The survey of over 500 Britons with investments found that over half (55%) said the Coronavirus pandemic had had an impact on their likelihood to take ESG factors into consideration when deciding where to invest.
Of those surveyed who said they already consider ESG factors, 81% said the Covid-19 pandemic had made these factors even more important.
According to the survey, 49% of investors have only begun to consider ESG factors over the last six months.
Figures from Aviva's Consumer Platform saw ESG investing has increased since March. The value of new investments in ESG funds in the six months since March has more than doubled compared with the preceding six month period. Investing in other types of funds, meanwhile, has remained steady.
However, according to Aviva, switching pension funds to ESG is still rare. Overall, 60% of people with private pensions had not taken any action to change where their money is invested since set up, whether to maximise returns, choose funds that reflect their personal beliefs more closely, or invest in companies with good ESG records. The results amongst those who say they always consider ESG factors are also surprisingly low, with less than half (40%) saying they have changed to funds which better reflect their personal beliefs.
Alistair McQueen, head of savings and retirement at Aviva, said, “Lockdown may have stopped many things, but what it appears to have kick-started is an interest in using money as a force for good. ESG is growing, fast. Aviva’s research suggests that many investors are just at the beginning of this exciting journey. Education and information will be key. At Aviva, we’ve acted on this insight to enhance our ESG offering, on our website and our investment platforms.
“For the first time, 2019 saw a majority of people of working age investing in a pension.
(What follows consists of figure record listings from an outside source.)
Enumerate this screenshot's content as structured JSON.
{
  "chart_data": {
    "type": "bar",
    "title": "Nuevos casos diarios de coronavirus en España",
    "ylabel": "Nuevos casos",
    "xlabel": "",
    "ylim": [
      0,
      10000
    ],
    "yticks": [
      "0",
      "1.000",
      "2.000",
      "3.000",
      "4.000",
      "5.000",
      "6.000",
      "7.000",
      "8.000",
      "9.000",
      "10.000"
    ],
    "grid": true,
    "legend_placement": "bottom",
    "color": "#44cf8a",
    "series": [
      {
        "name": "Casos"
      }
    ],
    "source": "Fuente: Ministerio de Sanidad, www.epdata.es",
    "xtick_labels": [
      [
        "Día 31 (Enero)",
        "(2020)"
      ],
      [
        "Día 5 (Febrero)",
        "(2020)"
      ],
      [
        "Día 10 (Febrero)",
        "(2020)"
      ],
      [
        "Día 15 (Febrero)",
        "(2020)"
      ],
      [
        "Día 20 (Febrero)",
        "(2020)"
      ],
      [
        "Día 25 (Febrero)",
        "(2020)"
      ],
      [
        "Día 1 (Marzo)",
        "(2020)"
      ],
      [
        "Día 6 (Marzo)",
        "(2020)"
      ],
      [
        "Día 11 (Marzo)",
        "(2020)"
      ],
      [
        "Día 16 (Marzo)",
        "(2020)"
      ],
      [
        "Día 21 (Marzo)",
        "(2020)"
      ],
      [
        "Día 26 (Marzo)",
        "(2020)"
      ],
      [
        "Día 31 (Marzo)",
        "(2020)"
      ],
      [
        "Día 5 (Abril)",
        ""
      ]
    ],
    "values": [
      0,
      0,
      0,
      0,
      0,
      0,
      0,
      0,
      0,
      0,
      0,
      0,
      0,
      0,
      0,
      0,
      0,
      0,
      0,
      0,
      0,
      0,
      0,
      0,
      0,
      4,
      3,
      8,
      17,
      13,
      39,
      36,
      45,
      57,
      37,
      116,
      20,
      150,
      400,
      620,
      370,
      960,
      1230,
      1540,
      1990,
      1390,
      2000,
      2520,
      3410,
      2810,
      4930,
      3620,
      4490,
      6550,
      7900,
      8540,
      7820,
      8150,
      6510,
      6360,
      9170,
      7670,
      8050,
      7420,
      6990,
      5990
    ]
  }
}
Investing is now a majority sport. But our insight suggests that many people have yet to make the connection between their pension and its investing potential. Most people report that they are not choosing to revise their investment options after day one, despite this being a common offering across many pensions. There is a huge potential to engage millions of savers by educating them on the potential of ESG and by informing them on how they can manage their investments throughout the life of their pension.”
The Aviva survey was conducted by Big Window Research, in August 2020. They surveyed 503 private investors.
Aviva are not the only fund manager increasing their focus on ESG. Close Brothers Asset Management (CBAM) today launched two new sustainable funds which aim to generate consistent long-term returns by screening out unethical practices while focusing on investment opportunities with positive ESG and sustainability records.
CBAM said demand from advisers is one of the reasons they chose to develop the actively managed funds.
Financial Planners have also been jumping on the ESG bandwagon. Last week Cheshire-based Equilibrium Financial Planning, which manages £1bn for clients, committed to invest client money only in fund groups that meet ESG criteria.